= Medicine Arrows =

Cheyenne chief (c. 1795 – 1876)

Medicine Arrows (real name Rock Forehead or Stone Forehead) (c.1795 – 1876) was a Cheyenne chief and Keeper of the Medicine Arrows from 1850 until his death. Rock Forehead became known to whites as Medicine Arrows after his appointment to this office. Among the Cheyenne he was also known by the nickname "Walks with His Toes Turned Out."

Rock Forehead was a cousin of Black Kettle. His nephew, Little Man, would later become Arrow Keeper after his son, Black Hairy Dog. Several of his children took part in violent confrontations with whites. His youngest son, Fox Tail, was accused of killing a Mexican herder at Fort Zarah in 1866 during a drunken brawl. His oldest son, Tall Wolf, was one of the principal men who took part in violent raids on white settlements along the Saline and Solomon rivers in Kansas in August 1867 and August 1868, one of the precipitating events leading ultimately to the Battle of the Saline River and the Battle of Washita River in 1867 and 1868 respectively. Rock Forehead's camp was one of several camps along the Washita River downstream of Black Kettle's village at the time the battle of the Washita which took place on November 27, 1868.

Rock Forehead's daughter was married to a man in Tall Bull's Dog Soldier band. She and her four children survived the Battle of Summit Springs on July 11, 1869, in which Tall Bull's village was destroyed by the 5th Cavalry Regiment; they were taken prisoner but were later released.

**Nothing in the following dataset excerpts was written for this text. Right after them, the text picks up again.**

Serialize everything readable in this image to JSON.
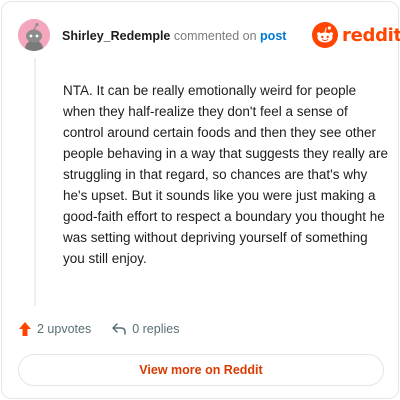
{
  "header": {
    "username": "Shirley_Redemple",
    "action_text": "commented on",
    "post_link": "post"
  },
  "brand": {
    "name": "reddit",
    "icon": "reddit-alien-icon",
    "color": "#ff4500"
  },
  "comment": {
    "body": "NTA. It can be really emotionally weird for people when they half-realize they don't feel a sense of control around certain foods and then they see other people behaving in a way that suggests they really are struggling in that regard, so chances are that's why he's upset. But it sounds like you were just making a good-faith effort to respect a boundary you thought he was setting without depriving yourself of something you still enjoy."
  },
  "actions": {
    "upvotes": {
      "icon": "upvote-arrow-icon",
      "label": "2 upvotes"
    },
    "replies": {
      "icon": "reply-arrow-icon",
      "label": "0 replies"
    }
  },
  "footer": {
    "button_label": "View more on Reddit"
  },
  "colors": {
    "accent": "#ff4500",
    "link": "#0079d3",
    "avatar_bg": "#f4a6bd"
  }
}
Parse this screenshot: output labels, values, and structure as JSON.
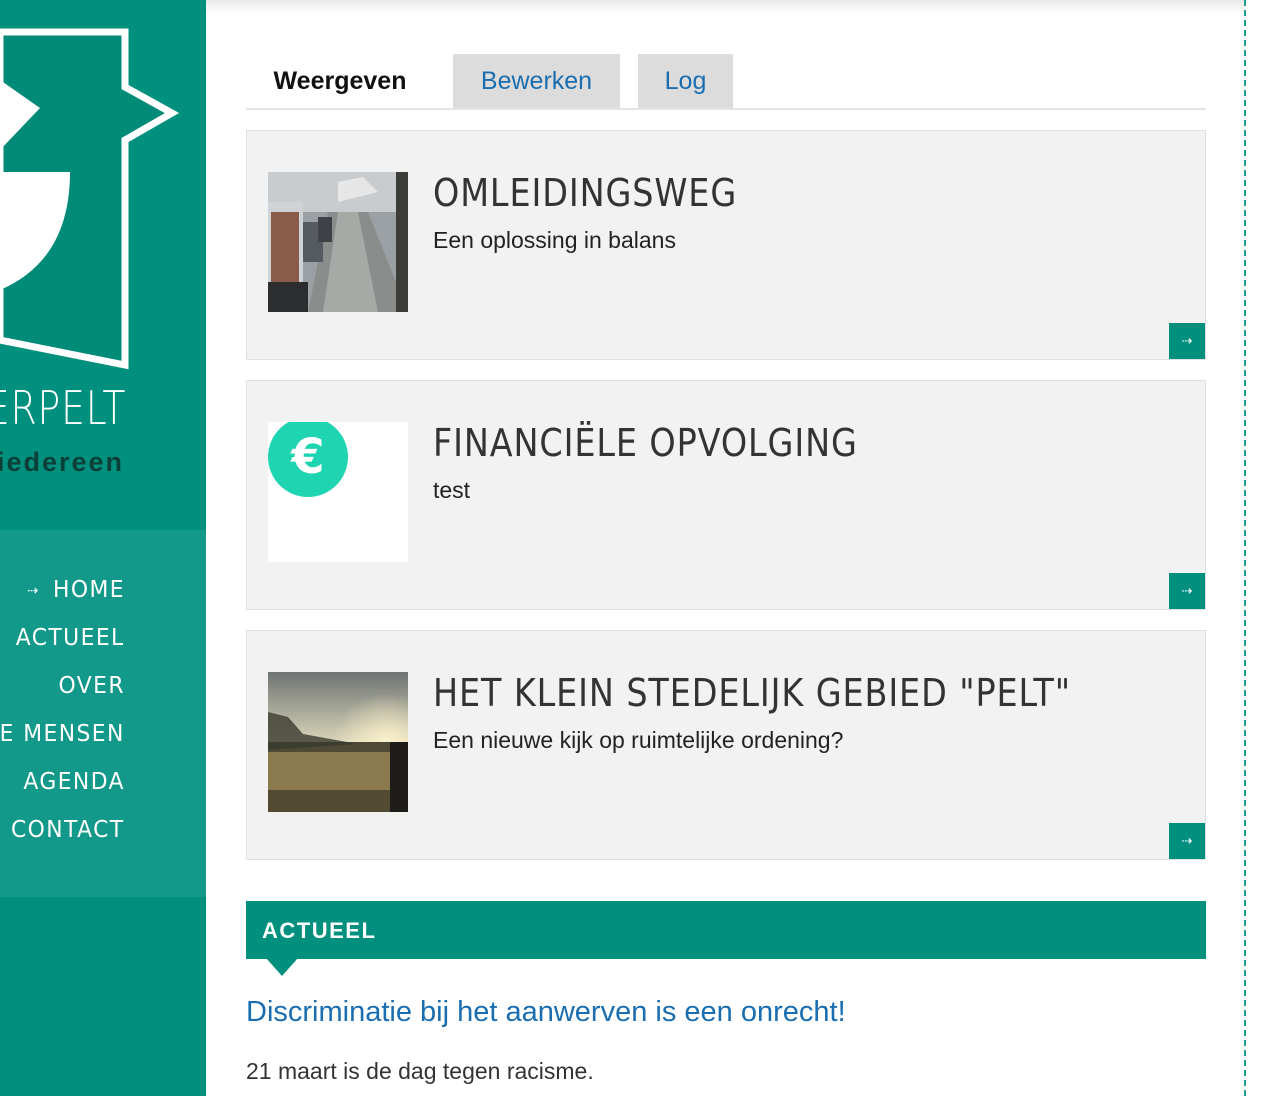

Fearing military reprisals following the Red River War, Rock Forehead fled his reservation in January 1875 to join the Northern Cheyenne in Montana. He died there peacefully in 1876. His son Black Hairy Dog succeeded him as Keeper of the Medicine Arrows. Descendants of Rock Forehead reside in the Western Oklahoma area.

==Notes==
- Custer, George Armstrong. (1874). My Life on the Plains: Or Personal Experiences With the Indians. New York: Sheldon and Company.
- Greene, Jerome A. (2004). Washita, The Southern Cheyenne and the U.S. Army. Campaigns and Commanders Series, vol. 3. Norman, OK: University of Oklahoma Press. ISBN 0-8061-3551-4.
- Hardorff, Richard G., compiler & editor (2006). Washita Memories: Eyewitness Views of Custer's Attack on Black Kettle's Village. Norman, OK: University of Oklahoma Press. ISBN 0-8061-3759-2.
- Hoig, Stan. (1980). The Battle of the Washita: The Sheridan-Custer Indian Campaign of 1867-69. Lincoln, NE: University of Nebraska Press. ISBN 0-8032-7204-9. Previously published in 1976 (Garden City, NY: Doubleday). ISBN 0-385-11274-2.